France phaléristique vous propose un extrait d'un débat de la chambre des députés sur le budget de la Légion d'honneur, en 1902. Comme l'on pourra aisément le constater à la lecture des lignes suivantes, le sujet des décorations était particulièrement sensible à l'époque et donnait lieu à quelques savoureuses réparties et dénonciations des abus. Bien que ce compte rendu parlementaire ne relève pas directement de la presse, il méritait cependant d'être proposé aux lecteurs dans cette page.

JOURNAL OFFICIEL DE LA RÉPUBLIQUE FRANÇAISE
Débats parlementaires - Chambre des députés
12 février 1902 - Page 591

CHAMBRE DES DÉPUTÉS – 2e Séance du 11 février 1902

Amiral Henri Rieunier

[...]

M. le président. — Nous passons au budget de la Légion d'honneur.
La parole est à M. Rieunier.

M. l'amiral Rieunier. — Messieurs, j'ai pris la parole au mois de décembre 1900, à l'occasion de la discussion du budget de 1901, sur les affaires concernant la Légion d'honneur. Le rapport si clair, si honnête de M. Dujardin-Beaumetz m'avait engagé à appuyer les considérations qu'il émettait sur les abus auxquels donnait lieu trop souvent l'attribution des divers grades dans la Légion d'honneur et à combattre ces nombreux abus. Je serai très bref et mes observations auront trait aussi aux propositions que j'avais résumées à la fin de ce discours.

L'honorable rapporteur M. Le Moigne a donné une énumération très complète des récompenses nationales que l'on a le droit de porter. Ce travail a été fait d'une manière très complète et il a été difficile à établir. « Les récompenses nationales, dit-il, qui donnent à leurs titulaires le droit de porter des insignes honorifiques, deviennent de jour en jour plus nombreuses, et il n'est pas facile d'en établir la liste complète. En dehors des ordres étrangers, dont un grand nombre de nos concitoyens sont gratifiés, nous nous bornerons à mentionner parmi ceux dont le port est autorisé :
– 1° La Légion d'honneur, créée en 1802 ;
– 2° La Médaille militaire, créée en 1852 ;
– 3° Les médailles commémoratives, au nombre de douze : Crimée, Baltique, Sainte-Hélène, Italie, Chine (1861), Mexique, Mentana, Tonkin, Madagascar (1886), Dahomey, Coloniale, Madagascar (1895) ;
Il y a eu depuis diverses médailles qui ont été accordées pour récompenser des explorateurs à la suite des expéditions faites en Afrique.

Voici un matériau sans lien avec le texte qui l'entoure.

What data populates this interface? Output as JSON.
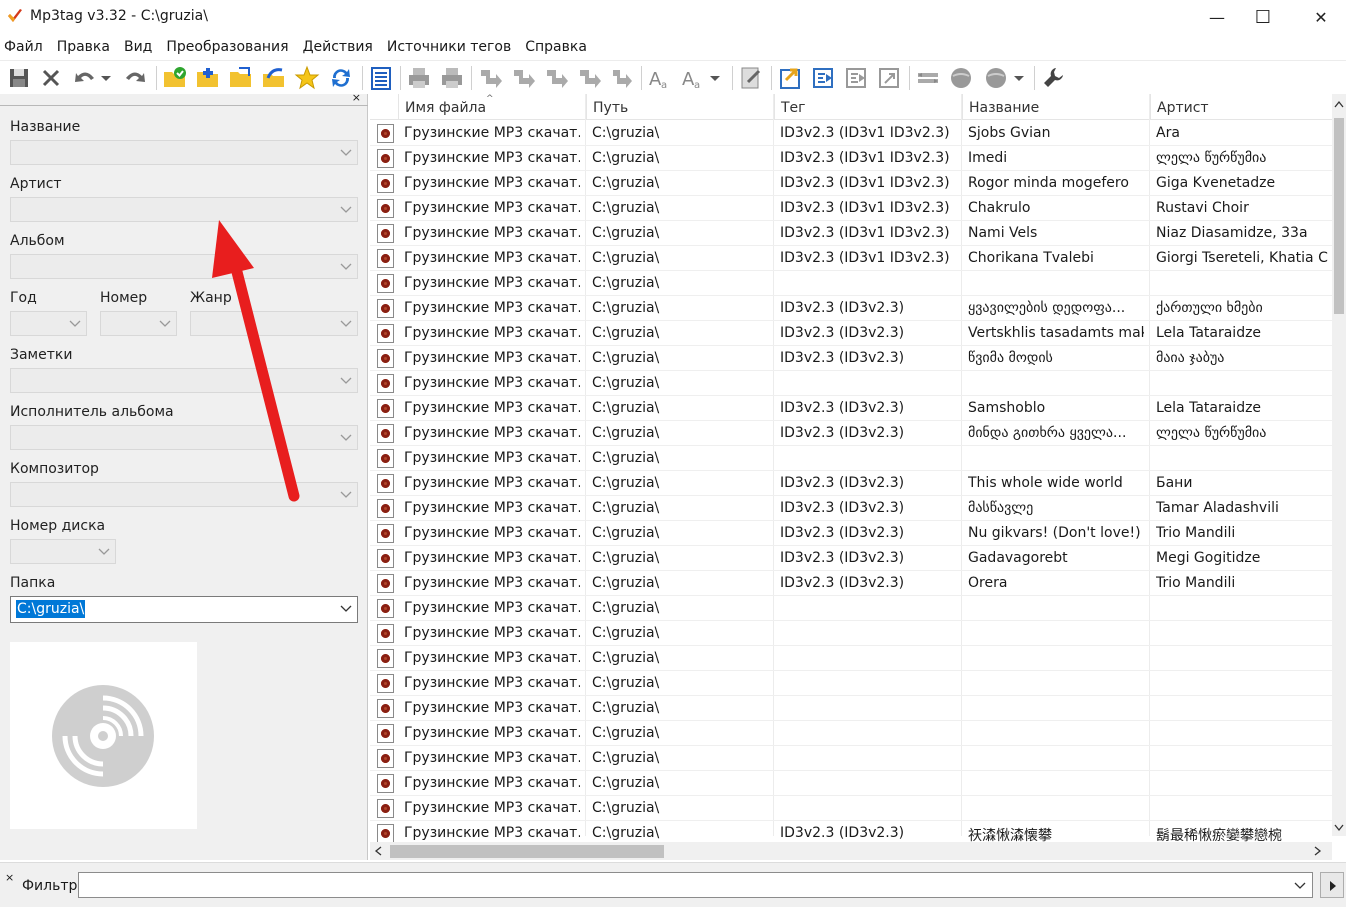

Je vous demande pardon de donner cet exposé ; mais il est très intéressant de l'avoir à un moment donné, si on voulait le retrouver, on ne saurait pas où le chercher ; en le donnant dans mon discours, je crois que je satisferai beaucoup de personnes.

Il y a enfin les ordres coloniaux, savoir :
– L'ordre royal du Cambodge, fondé par le roi Norodom, le 1er janvier 1865, reconnu par le Gouvernement français en 1868 ;
– L'ordre du Dragon de l'Annam, fondé en 1885 par Thuia Thiea hung van Hoang dé ché Viet, empereur d'Annam, et reconnu en 1886. Il était autrefois divisé en Annam civil et Annam militaire, différenciés par la couleur du ruban ; mais un décret du 5 décembre 1898, a supprimé cette différence ;
– L'ordre du Nichan el Anouar, fondé le 1er mars 1888 par Ahmed ben Mohamed, sultan souverain de Tadjourah et reconnu en 1888 ; comme pour le précédent, les deux rubans de l'origine ont été fondus en un seul ;
– L'ordre de l'Étoile noire du Bénin, fondé en 1892 par Toffa, roi à Porto-Novo ( Dahomey ) reconnu en 1894. Toffa est un petit roitelet nègre qui se trouve sous notre protectorat au sud du Dahomey ; on lui a fait créer un ordre aussi complet que celui de la Légion d'honneur et on donne comme récompense à des officiers généraux qui ont servi avec la plus grande distinction au Tonkin, mais qui n'ont jamais mis les pieds au Dahomey, des croix d'officier ou des grand-croix de cet ordre.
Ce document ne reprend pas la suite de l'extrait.